Ce casting hétérodoxe en dit long sur les intentions de Favreau. The Mandalorian et Grogu ne cherche pas à reproduire les codes visuels et dramatiques des films originaux. Il veut exister autrement.

Une campagne événementielle pensée pour recréer l’expérience collective
Lucasfilm prévoit de frapper fort le 4 mai, journée officieuse dédiée à Star Wars à travers le monde. Pour l’occasion, 25 minutes de séquences seront projetées en avant-première mondiale dans une sélection de salles IMAX. Cette opération est habile : elle transforme un rituel communautaire, la fête des fans, en outil de marketing anticipé, tout en offrant à la presse et aux spectateurs les plus engagés un avant-goût calibré pour générer du bouche-à-oreille. Chez Pathé, le film est déjà présenté comme « l’un des grands événements cinématographiques de l’année 2026 ».
Il est difficile de leur donner tort. Depuis Avengers : Endgame en 2019, les blockbusters qui réussissent sont ceux qui parviennent à transformer une sortie au cinéma en événement collectif, en un moment que les gens ont envie de vivre ensemble, en salle. The Mandalorian et Grogu réunit toutes les conditions pour y parvenir : une franchise mondialement reconnue, un personnage immédiatement identifiable, une durée de 2 h 12 qui laisse la place à une vraie progression dramatique, et un réalisateur dont le sens du spectacle n’est plus à démontrer : Favreau est l’homme derrière Iron Man et Le Livre de la jungle.
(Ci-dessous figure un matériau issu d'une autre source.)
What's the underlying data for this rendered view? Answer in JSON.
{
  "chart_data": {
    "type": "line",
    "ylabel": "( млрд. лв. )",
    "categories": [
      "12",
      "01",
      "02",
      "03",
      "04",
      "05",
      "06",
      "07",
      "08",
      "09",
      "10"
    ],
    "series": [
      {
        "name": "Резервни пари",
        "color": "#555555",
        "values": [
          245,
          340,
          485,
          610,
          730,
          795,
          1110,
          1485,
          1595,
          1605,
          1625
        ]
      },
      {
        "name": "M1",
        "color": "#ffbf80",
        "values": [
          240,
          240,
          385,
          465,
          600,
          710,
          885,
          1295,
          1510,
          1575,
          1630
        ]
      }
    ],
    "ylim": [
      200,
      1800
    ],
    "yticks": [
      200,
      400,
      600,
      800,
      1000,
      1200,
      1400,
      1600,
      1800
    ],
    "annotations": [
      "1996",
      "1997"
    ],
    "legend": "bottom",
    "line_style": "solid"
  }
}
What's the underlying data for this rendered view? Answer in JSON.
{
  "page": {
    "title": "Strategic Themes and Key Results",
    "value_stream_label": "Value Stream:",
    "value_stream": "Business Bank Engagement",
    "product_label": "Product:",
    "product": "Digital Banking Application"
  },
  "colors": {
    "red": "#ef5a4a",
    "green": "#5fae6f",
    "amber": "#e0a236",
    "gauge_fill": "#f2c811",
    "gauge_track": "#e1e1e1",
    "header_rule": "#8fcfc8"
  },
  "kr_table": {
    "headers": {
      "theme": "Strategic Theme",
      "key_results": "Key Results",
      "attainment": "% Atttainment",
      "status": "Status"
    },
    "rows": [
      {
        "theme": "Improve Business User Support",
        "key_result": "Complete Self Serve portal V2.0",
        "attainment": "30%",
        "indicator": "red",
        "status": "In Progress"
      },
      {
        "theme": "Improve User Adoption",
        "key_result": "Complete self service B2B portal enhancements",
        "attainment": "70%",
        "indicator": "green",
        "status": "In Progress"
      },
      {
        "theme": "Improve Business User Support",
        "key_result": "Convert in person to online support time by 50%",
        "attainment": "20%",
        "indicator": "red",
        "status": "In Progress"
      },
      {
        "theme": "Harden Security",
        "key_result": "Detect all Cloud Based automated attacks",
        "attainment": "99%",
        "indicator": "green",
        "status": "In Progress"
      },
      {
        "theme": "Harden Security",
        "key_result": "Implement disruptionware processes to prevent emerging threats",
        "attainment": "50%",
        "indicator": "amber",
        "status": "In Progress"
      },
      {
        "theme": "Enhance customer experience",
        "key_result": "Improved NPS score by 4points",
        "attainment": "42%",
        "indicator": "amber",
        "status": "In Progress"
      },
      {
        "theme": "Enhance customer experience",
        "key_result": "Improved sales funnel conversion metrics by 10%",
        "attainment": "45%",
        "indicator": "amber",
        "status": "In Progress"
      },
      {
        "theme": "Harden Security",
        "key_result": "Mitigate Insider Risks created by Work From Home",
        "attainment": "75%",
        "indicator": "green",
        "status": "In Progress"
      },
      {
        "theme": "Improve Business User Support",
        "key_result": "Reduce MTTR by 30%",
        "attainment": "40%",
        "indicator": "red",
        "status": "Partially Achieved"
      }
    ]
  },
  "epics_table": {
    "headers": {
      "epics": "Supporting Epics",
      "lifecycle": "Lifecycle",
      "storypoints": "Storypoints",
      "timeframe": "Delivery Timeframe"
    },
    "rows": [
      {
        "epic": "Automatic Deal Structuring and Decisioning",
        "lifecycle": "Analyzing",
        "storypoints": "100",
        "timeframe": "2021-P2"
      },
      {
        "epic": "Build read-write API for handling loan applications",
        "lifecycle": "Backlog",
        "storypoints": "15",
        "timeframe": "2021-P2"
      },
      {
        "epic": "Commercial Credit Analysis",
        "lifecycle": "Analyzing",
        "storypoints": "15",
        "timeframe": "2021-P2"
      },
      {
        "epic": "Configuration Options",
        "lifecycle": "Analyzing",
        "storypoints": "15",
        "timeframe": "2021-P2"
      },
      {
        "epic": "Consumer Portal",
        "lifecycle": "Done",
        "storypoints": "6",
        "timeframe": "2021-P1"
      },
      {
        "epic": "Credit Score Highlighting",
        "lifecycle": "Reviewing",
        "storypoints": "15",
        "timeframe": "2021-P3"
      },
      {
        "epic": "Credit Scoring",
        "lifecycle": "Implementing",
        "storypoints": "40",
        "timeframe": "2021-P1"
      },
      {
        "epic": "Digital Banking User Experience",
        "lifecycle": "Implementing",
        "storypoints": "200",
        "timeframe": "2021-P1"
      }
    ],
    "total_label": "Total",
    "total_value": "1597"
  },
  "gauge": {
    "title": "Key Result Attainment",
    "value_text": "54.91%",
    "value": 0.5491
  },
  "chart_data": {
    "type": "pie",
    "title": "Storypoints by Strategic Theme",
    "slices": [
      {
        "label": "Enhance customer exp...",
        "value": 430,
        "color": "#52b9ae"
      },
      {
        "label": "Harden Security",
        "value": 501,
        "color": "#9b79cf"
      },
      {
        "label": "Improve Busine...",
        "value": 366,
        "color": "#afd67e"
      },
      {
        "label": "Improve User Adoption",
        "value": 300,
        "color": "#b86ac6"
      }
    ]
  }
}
Un test déterminant pour l’avenir de Star Wars au cinéma
Si The Mandalorian et Grogu fonctionne, Lucasfilm ne manquera pas d’idées pour la suite. Star Wars : Starfighter, réalisé par Shawn Levy avec Ryan Gosling en tête d’affiche, est prévu pour 2027. Levy, que l’on connaît depuis Free Guy et Deadpool & Wolverine, représente une autre école, plus pyrotechnique et plus volontiers spectaculaire. Deux visions, deux films, deux publics potentiellement différents.
Ce qui se jouera en mai 2026 dépasse donc le seul cas de Favreau. Il s’agit d’un test grandeur nature : Star Wars peut-il encore remplir les salles sans s’appuyer sur la saga centrale ? Peut-il convaincre un spectateur qui n’a pas vu les séries, mais qui connaît Grogu de nom ? Les 80 millions de dollars de recettes projetées semblent indiquer que oui. Mais les projections restent des projections. La Force n’a jamais garanti aucun résultat au box-office.